Il est étonnant de constater que cette histoire, dont le caractère païen ne fait aucun doute, se trouve dans un récit qui est manifestement le plus christianisé du Cycle du Graal. Mais l’ensemble du Perlesvaux , tout en étant bâti pour l’édification des fidèles, se nourrit d’épisodes empruntés à des traditions fort archaïques. Certes, la Dame sans Égale fait penser à l’Antinéa vue par Pierre Benoit dans son roman l’ Atlantide , ou encore à Ayesha, l’héroïne de She de Ridder Haggard, mais le thème de base est celui de Circé, et à travers ce personnage grec, celui de l’Indienne Kâli. La Dame sans Égale est l’universelle araignée qui guette patiemment ses proies le long des toiles qu’elle tisse autour de son domaine.

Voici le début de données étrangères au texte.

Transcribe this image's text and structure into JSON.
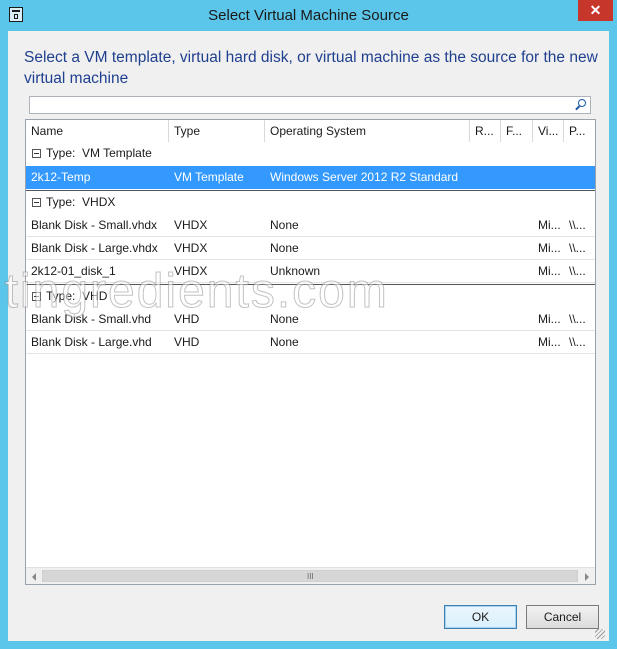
{
  "window": {
    "title": "Select Virtual Machine Source",
    "close_label": "✕"
  },
  "instruction": "Select a VM template, virtual hard disk, or virtual machine as the source for the new virtual machine",
  "search": {
    "value": "",
    "placeholder": ""
  },
  "grid": {
    "columns": [
      "Name",
      "Type",
      "Operating System",
      "R...",
      "F...",
      "Vi...",
      "P..."
    ],
    "groups": [
      {
        "label": "Type:  VM Template",
        "rows": [
          {
            "name": "2k12-Temp",
            "type": "VM Template",
            "os": "Windows Server 2012 R2 Standard",
            "r": "",
            "f": "",
            "vi": "",
            "p": "",
            "selected": true
          }
        ]
      },
      {
        "label": "Type:  VHDX",
        "rows": [
          {
            "name": "Blank Disk - Small.vhdx",
            "type": "VHDX",
            "os": "None",
            "r": "",
            "f": "",
            "vi": "Mi...",
            "p": "\\\\..."
          },
          {
            "name": "Blank Disk - Large.vhdx",
            "type": "VHDX",
            "os": "None",
            "r": "",
            "f": "",
            "vi": "Mi...",
            "p": "\\\\..."
          },
          {
            "name": "2k12-01_disk_1",
            "type": "VHDX",
            "os": "Unknown",
            "r": "",
            "f": "",
            "vi": "Mi...",
            "p": "\\\\..."
          }
        ]
      },
      {
        "label": "Type:  VHD",
        "rows": [
          {
            "name": "Blank Disk - Small.vhd",
            "type": "VHD",
            "os": "None",
            "r": "",
            "f": "",
            "vi": "Mi...",
            "p": "\\\\..."
          },
          {
            "name": "Blank Disk - Large.vhd",
            "type": "VHD",
            "os": "None",
            "r": "",
            "f": "",
            "vi": "Mi...",
            "p": "\\\\..."
          }
        ]
      }
    ],
    "scroll_grip": "III"
  },
  "watermark": "itingredients.com",
  "buttons": {
    "ok": "OK",
    "cancel": "Cancel"
  },
  "colors": {
    "accent": "#5bc6ea",
    "selection": "#3399ff",
    "close": "#c7362b",
    "instruction_text": "#1f3f8f"
  }
}
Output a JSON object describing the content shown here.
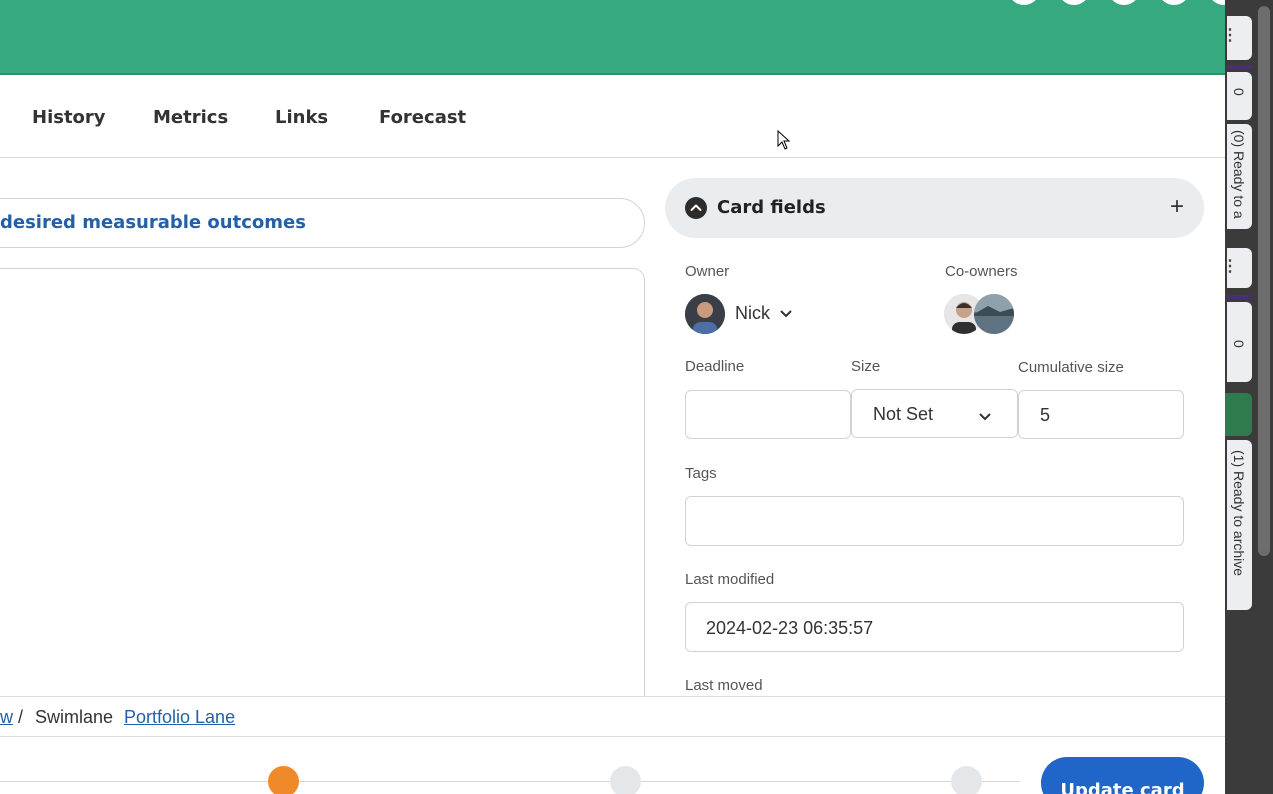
{
  "tabs": [
    "History",
    "Metrics",
    "Links",
    "Forecast"
  ],
  "outcome_field": "desired measurable outcomes",
  "card_fields": {
    "title": "Card fields",
    "owner_label": "Owner",
    "owner_name": "Nick",
    "coowners_label": "Co-owners",
    "deadline_label": "Deadline",
    "deadline_value": "",
    "size_label": "Size",
    "size_value": "Not Set",
    "cumulative_label": "Cumulative size",
    "cumulative_value": "5",
    "tags_label": "Tags",
    "tags_value": "",
    "last_modified_label": "Last modified",
    "last_modified_value": "2024-02-23 06:35:57",
    "last_moved_label": "Last moved"
  },
  "breadcrumb": {
    "prev_fragment": "w",
    "separator": "/",
    "swimlane_label": "Swimlane",
    "swimlane_link": "Portfolio Lane"
  },
  "side_strip": {
    "count_1": "0",
    "lane_1": "(0) Ready to a",
    "count_2": "0",
    "lane_2": "(1) Ready to archive"
  },
  "update_button": "Update card",
  "colors": {
    "header_green": "#37a97e",
    "link_blue": "#2460a7",
    "button_blue": "#1f66c8",
    "active_step": "#f0892a"
  }
}
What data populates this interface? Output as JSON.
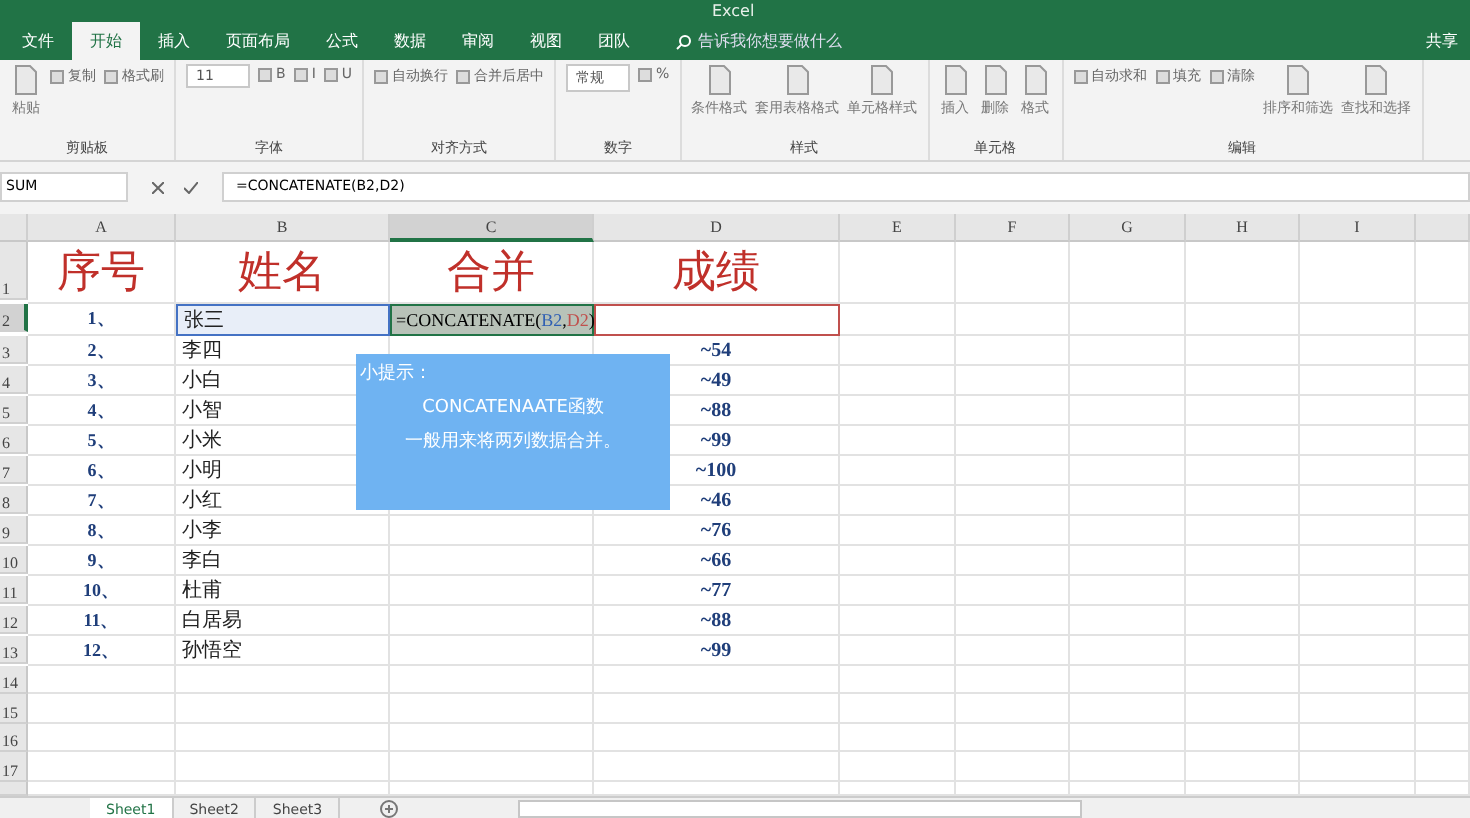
{
  "window": {
    "title": "Excel",
    "share": "共享"
  },
  "ribbon_tabs": [
    {
      "label": "文件",
      "selected": false
    },
    {
      "label": "开始",
      "selected": true
    },
    {
      "label": "插入",
      "selected": false
    },
    {
      "label": "页面布局",
      "selected": false
    },
    {
      "label": "公式",
      "selected": false
    },
    {
      "label": "数据",
      "selected": false
    },
    {
      "label": "审阅",
      "selected": false
    },
    {
      "label": "视图",
      "selected": false
    },
    {
      "label": "团队",
      "selected": false
    }
  ],
  "tell_me": {
    "placeholder": "告诉我你想要做什么"
  },
  "ribbon_groups": [
    {
      "label": "剪贴板",
      "items": [
        {
          "label": "粘贴",
          "kind": "large"
        },
        {
          "label": "复制",
          "kind": "small"
        },
        {
          "label": "格式刷",
          "kind": "small"
        }
      ]
    },
    {
      "label": "字体",
      "items": [
        {
          "label": "11",
          "kind": "field"
        },
        {
          "label": "B",
          "kind": "small"
        },
        {
          "label": "I",
          "kind": "small"
        },
        {
          "label": "U",
          "kind": "small"
        }
      ]
    },
    {
      "label": "对齐方式",
      "items": [
        {
          "label": "自动换行",
          "kind": "small"
        },
        {
          "label": "合并后居中",
          "kind": "small"
        }
      ]
    },
    {
      "label": "数字",
      "items": [
        {
          "label": "常规",
          "kind": "field"
        },
        {
          "label": "%",
          "kind": "small"
        }
      ]
    },
    {
      "label": "样式",
      "items": [
        {
          "label": "条件格式",
          "kind": "large"
        },
        {
          "label": "套用表格格式",
          "kind": "large"
        },
        {
          "label": "单元格样式",
          "kind": "large"
        }
      ]
    },
    {
      "label": "单元格",
      "items": [
        {
          "label": "插入",
          "kind": "large"
        },
        {
          "label": "删除",
          "kind": "large"
        },
        {
          "label": "格式",
          "kind": "large"
        }
      ]
    },
    {
      "label": "编辑",
      "items": [
        {
          "label": "自动求和",
          "kind": "small"
        },
        {
          "label": "填充",
          "kind": "small"
        },
        {
          "label": "清除",
          "kind": "small"
        },
        {
          "label": "排序和筛选",
          "kind": "large"
        },
        {
          "label": "查找和选择",
          "kind": "large"
        }
      ]
    }
  ],
  "formula_bar": {
    "name_box": "SUM",
    "formula": "=CONCATENATE(B2,D2)"
  },
  "columns": [
    {
      "label": "A",
      "selected": false
    },
    {
      "label": "B",
      "selected": false
    },
    {
      "label": "C",
      "selected": true
    },
    {
      "label": "D",
      "selected": false
    },
    {
      "label": "E",
      "selected": false
    },
    {
      "label": "F",
      "selected": false
    },
    {
      "label": "G",
      "selected": false
    },
    {
      "label": "H",
      "selected": false
    },
    {
      "label": "I",
      "selected": false
    }
  ],
  "rows": [
    {
      "number": "1",
      "kind": "title",
      "selected": false,
      "seq": "序号",
      "name": "姓名",
      "merge": "合并",
      "score": "成绩"
    },
    {
      "number": "2",
      "kind": "editing",
      "selected": true,
      "seq": "1、",
      "name": "张三",
      "formula_parts": [
        {
          "text": "=CONCATENATE("
        },
        {
          "text": "B2",
          "color": "#2f5fb3"
        },
        {
          "text": ","
        },
        {
          "text": "D2",
          "color": "#c0504d"
        },
        {
          "text": ")"
        }
      ]
    },
    {
      "number": "3",
      "kind": "data",
      "selected": false,
      "seq": "2、",
      "name": "李四",
      "score": "~54"
    },
    {
      "number": "4",
      "kind": "data",
      "selected": false,
      "seq": "3、",
      "name": "小白",
      "score": "~49"
    },
    {
      "number": "5",
      "kind": "data",
      "selected": false,
      "seq": "4、",
      "name": "小智",
      "score": "~88"
    },
    {
      "number": "6",
      "kind": "data",
      "selected": false,
      "seq": "5、",
      "name": "小米",
      "score": "~99"
    },
    {
      "number": "7",
      "kind": "data",
      "selected": false,
      "seq": "6、",
      "name": "小明",
      "score": "~100"
    },
    {
      "number": "8",
      "kind": "data",
      "selected": false,
      "seq": "7、",
      "name": "小红",
      "score": "~46"
    },
    {
      "number": "9",
      "kind": "data",
      "selected": false,
      "seq": "8、",
      "name": "小李",
      "score": "~76"
    },
    {
      "number": "10",
      "kind": "data",
      "selected": false,
      "seq": "9、",
      "name": "李白",
      "score": "~66"
    },
    {
      "number": "11",
      "kind": "data",
      "selected": false,
      "seq": "10、",
      "name": "杜甫",
      "score": "~77"
    },
    {
      "number": "12",
      "kind": "data",
      "selected": false,
      "seq": "11、",
      "name": "白居易",
      "score": "~88"
    },
    {
      "number": "13",
      "kind": "data",
      "selected": false,
      "seq": "12、",
      "name": "孙悟空",
      "score": "~99"
    },
    {
      "number": "14",
      "kind": "empty",
      "selected": false
    },
    {
      "number": "15",
      "kind": "empty",
      "selected": false
    },
    {
      "number": "16",
      "kind": "empty",
      "selected": false
    },
    {
      "number": "17",
      "kind": "empty",
      "selected": false
    }
  ],
  "tip": {
    "title": "小提示：",
    "lines": [
      "CONCATENAATE函数",
      "一般用来将两列数据合并。"
    ]
  },
  "sheet_tabs": [
    {
      "label": "Sheet1",
      "selected": true
    },
    {
      "label": "Sheet2",
      "selected": false
    },
    {
      "label": "Sheet3",
      "selected": false
    }
  ]
}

On pourrait classer dans la même catégorie un autre épisode de Perlesvaux où Gauvain se fait richement accueillir par deux jeunes filles, les « Demoiselles de la Tente ». Celles-ci s’offrent à lui, mais Gauvain, sans doute fatigué, ne répond pas à leurs avances, à tel point que les deux jeunes filles se mettent à douter qu’il s’agisse du véritable neveu d’Arthur. « Si c’était bien Gauvain, nous trouverions auprès de lui plus de plaisir qu’auprès de celui-ci. » Mais, le lendemain, Gauvain comprend pourquoi ces deux jeunes filles s’offrent à lui : elles veulent retenir le « bon chevalier » qui les délivrera d’une coutume infamante en combattant deux personnages plus ou moins sataniques. Gauvain réussit à tuer les deux monstres, prouvant ainsi qu’il est bien le célèbre neveu d’Arthur ; mais malgré l’insistance des deux Demoiselles de la Tente qui le sollicitent de nouveau, il les quitte et reprend sa quête.
Cependant, malgré sa prudence, Gauvain se trouve parfois engagé dans des aventures qui risquent de mal se terminer. Dans un des épisodes du Perceval de Chrétien de Troyes centré autour du personnage de Gauvain, celui-ci, accusé de trahison par un chevalier, s’est engagé à le combattre devant le seigneur d’Escavalon. Arrivé incognito dans cette cité, il est invité par le seigneur qui le confie à sa sœur, dans une tour magnifique. Cette jeune fille semble trouver beaucoup de charme à son hôte, et Gauvain se sent très attiré par elle : « Plus le temps passait, plus il la trouvait belle et tentante. » Ils en viennent aux douces paroles, puis commencent à s’échauffer : « Aux baisers succédèrent les caresses, celles-ci devenant de plus en plus ardentes. » Ils « décrochent » tellement qu’ils se font surprendre par le vavasseur qui, reconnaissant Gauvain, injurie la jeune fille et va ameuter la population de la cité. Gauvain et la sœur du seigneur sont assiégés dans la tour et se défendent en lançant vaisselle et meubles par la fenêtre. Heureusement, la situation, devenue fort périlleuse, s’arrange au dernier moment, et Gauvain, après avoir réglé à l’amiable son différend, prend congé de la jeune fille avec beaucoup de regret.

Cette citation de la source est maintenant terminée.